Find the largest real number $c$ such that $1$ is in the range of $f(x)=x^2-5x+c+x^2-8x$.
We have $f(x)=2x^2-13x+c$. The range of $f$ is $\{y \in \mathbb{R}\mid y \ge d\}$, where $d$ is the discriminant of the quadratic.
Because the quadratic has a positive leading coefficient, the range is $[d,\infty).$ The discriminant is $(-13)^2-4(2)(c)=169-8c$, and for $d \ge 1$ we must have $169-8c \le 0.$ Solving gives $c \ge 21.125,$ so the largest such $c$ is $\boxed{21.125}$.
To find the largest real number $c$ such that $1$ is in the range of $f(x)=x^2-5x+c+x^2-8x$, we need to determine the values of $c$ for which the quadratic equation $f(x) = 1$ has real solutions.

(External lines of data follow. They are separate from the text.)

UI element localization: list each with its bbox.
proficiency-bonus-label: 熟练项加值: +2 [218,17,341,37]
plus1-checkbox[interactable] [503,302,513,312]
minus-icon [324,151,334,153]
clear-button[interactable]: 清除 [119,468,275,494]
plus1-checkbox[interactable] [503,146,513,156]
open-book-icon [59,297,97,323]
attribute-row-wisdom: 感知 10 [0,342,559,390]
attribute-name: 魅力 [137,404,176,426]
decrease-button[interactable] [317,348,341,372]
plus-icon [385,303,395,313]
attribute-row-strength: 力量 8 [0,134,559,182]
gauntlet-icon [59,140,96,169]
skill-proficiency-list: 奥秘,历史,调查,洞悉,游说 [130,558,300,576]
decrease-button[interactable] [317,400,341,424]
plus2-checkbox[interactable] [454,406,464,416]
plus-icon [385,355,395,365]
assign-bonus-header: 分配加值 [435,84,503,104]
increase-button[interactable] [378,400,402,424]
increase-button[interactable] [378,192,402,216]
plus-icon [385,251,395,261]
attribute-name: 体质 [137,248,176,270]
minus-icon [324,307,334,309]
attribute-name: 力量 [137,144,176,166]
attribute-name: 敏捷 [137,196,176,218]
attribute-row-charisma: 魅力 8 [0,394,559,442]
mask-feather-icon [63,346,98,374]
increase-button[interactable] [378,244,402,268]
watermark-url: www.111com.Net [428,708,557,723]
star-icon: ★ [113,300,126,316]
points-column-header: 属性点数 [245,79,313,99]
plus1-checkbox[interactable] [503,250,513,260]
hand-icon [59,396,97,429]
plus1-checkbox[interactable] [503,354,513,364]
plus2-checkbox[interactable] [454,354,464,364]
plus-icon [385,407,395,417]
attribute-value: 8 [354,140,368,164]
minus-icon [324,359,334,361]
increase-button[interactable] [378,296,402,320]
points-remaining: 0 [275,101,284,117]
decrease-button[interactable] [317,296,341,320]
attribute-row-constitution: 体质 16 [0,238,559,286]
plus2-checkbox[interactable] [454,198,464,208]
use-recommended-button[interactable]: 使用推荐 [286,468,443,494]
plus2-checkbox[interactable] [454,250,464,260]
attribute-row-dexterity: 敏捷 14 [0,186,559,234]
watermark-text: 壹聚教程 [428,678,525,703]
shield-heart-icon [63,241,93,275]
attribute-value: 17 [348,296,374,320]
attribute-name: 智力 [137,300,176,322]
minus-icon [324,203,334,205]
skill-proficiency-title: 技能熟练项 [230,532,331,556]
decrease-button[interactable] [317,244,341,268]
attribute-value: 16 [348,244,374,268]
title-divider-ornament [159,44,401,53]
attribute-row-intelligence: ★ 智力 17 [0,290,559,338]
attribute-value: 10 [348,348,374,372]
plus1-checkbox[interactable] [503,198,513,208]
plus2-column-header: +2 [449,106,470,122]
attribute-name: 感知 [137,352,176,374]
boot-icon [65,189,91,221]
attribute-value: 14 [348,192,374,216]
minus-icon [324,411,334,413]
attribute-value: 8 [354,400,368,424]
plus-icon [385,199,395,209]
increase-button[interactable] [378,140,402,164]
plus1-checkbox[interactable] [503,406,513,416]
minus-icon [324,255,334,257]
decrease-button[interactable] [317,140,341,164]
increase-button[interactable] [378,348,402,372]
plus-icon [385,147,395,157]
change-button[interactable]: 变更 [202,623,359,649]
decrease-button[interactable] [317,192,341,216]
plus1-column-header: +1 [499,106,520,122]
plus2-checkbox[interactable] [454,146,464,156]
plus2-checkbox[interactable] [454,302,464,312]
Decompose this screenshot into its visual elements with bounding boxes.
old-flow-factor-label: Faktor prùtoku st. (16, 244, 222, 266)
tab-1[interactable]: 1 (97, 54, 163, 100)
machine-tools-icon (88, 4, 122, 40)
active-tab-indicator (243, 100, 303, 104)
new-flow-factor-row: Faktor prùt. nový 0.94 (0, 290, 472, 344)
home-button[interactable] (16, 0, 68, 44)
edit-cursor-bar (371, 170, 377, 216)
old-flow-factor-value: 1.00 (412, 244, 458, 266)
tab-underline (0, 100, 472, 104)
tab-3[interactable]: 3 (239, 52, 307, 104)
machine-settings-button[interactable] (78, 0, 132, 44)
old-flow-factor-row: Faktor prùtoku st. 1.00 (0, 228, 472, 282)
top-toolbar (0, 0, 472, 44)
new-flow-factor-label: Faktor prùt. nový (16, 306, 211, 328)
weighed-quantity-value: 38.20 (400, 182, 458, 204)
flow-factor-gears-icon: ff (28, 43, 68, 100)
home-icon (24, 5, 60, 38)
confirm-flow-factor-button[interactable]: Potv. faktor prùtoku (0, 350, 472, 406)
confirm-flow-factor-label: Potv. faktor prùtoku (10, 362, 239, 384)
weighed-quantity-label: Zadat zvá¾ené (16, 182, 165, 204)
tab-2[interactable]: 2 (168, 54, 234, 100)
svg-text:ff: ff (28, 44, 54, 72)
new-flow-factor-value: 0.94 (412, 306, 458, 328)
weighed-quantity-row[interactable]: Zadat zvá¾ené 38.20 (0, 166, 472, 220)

First, let's rewrite the given quadratic equation:
$$f(x) = x^2-5x+c+x^2-8x.$$
Combining like terms, we can simplify the equation to:
$$f(x) = 2x^2-13x+c.$$
To find the values of $x$ that satisfy $f(x) = 1$, we set up the following equation:
$$2x^2-13x+c = 1.$$
Now we have a quadratic equation. To find the values of $x$, we can rearrange the equation to be in the form of $ax^2+bx+c=0$:
$$2x^2-13x+(c-1) = 0.$$
For this quadratic equation to have real solutions, the discriminant ($b^2-4ac$) must be non-negative. The discriminant is given by:
$$D = (-13)^2 - 4(2)(c-1).$$
To determine the largest value of $c$, we want the discriminant to be equal to zero:
$$D = 0.$$
Setting $D$ equal to zero, we get:
$$(-13)^2 - 4(2)(c-1) = 0.$$
Simplifying this equation, we have:
$$169 - 8(c-1) = 0.$$
Expanding and further simplifying, we get:
$$169 - 8c + 8 = 0.$$
Combining like terms, we have:
$$8 - 8c = 0.$$
Solving for $c$, we get:
$$8c = 8.$$
$$c = 1.$$
Therefore, the largest real number $c$ for which $1$ is in the range of $f(x)$ is $c = 1$.